The Problem with the Multiverse
Perhaps the biggest weakness of the original DC Multiverse was also its greatest strength. Infinite universes meant infinite possibilities, and that eventually caused the publisher to become bogged down with inconsistencies as continuity became more and more tangled. A stronger editorial grasp on the concept could have kept things in enough order to prevent DC from feeling it had to reboot and streamline things, which we hope will happen in the wake of Metal.
DC's establishment of 52 universes was meant to keep a handle on the endless possibilities of creativity, but it also gave us a lot of filler. After all, that's a lot of different universes to establish all at once. Morrison did a good job laying down the bedrock, but in a lot of instances, the worlds never became anything more than abstract concepts that still haven't been fleshed out.
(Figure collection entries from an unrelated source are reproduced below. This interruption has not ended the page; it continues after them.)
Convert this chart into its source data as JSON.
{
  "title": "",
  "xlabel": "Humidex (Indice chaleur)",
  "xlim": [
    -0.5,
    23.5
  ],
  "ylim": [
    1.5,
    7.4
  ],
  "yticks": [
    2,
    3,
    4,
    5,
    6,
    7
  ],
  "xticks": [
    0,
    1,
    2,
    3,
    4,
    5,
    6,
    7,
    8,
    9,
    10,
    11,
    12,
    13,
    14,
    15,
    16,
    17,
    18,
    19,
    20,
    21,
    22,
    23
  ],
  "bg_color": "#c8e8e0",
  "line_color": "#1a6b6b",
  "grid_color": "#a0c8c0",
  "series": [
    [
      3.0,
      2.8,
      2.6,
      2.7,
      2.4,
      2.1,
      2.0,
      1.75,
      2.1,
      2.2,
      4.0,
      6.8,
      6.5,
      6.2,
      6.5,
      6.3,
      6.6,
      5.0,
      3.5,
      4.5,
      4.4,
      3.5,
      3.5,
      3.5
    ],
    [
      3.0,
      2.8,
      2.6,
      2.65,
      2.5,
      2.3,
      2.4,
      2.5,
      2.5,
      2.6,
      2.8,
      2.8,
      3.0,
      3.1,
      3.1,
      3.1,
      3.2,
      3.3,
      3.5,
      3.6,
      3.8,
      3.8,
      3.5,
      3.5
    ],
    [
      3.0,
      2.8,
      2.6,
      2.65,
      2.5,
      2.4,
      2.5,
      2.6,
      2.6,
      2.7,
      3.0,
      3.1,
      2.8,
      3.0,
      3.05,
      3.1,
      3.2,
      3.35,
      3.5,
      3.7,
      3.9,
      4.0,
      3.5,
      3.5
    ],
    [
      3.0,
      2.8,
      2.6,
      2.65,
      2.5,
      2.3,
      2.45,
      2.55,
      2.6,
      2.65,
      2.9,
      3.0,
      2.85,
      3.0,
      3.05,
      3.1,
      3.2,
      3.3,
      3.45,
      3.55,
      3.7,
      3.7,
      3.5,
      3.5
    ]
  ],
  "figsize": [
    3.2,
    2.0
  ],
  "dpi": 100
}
Earth 12 is the Batman Beyond universe, but how is this any different from the Batman Beyond series that takes place in the future of the main DC Universe? Earth 32 is just made out of character mash-ups, while a number of DC's classic stories, like Kingdom Come and The Dark Knight Returns, were given an entire world all their own. Then there are a series of Earths that are just pastiches of other comic book companies' fictional universes.
These are all well and good on their own, but if there's a finite amount of worlds, why fill them out with so many, for lack of a better word, recycled concepts? In order to correct these limitations, Scott Snyder and Greg Capullo set out to create an entirely new Multiverse, and they did so while managing to avoid overwriting what had already been established.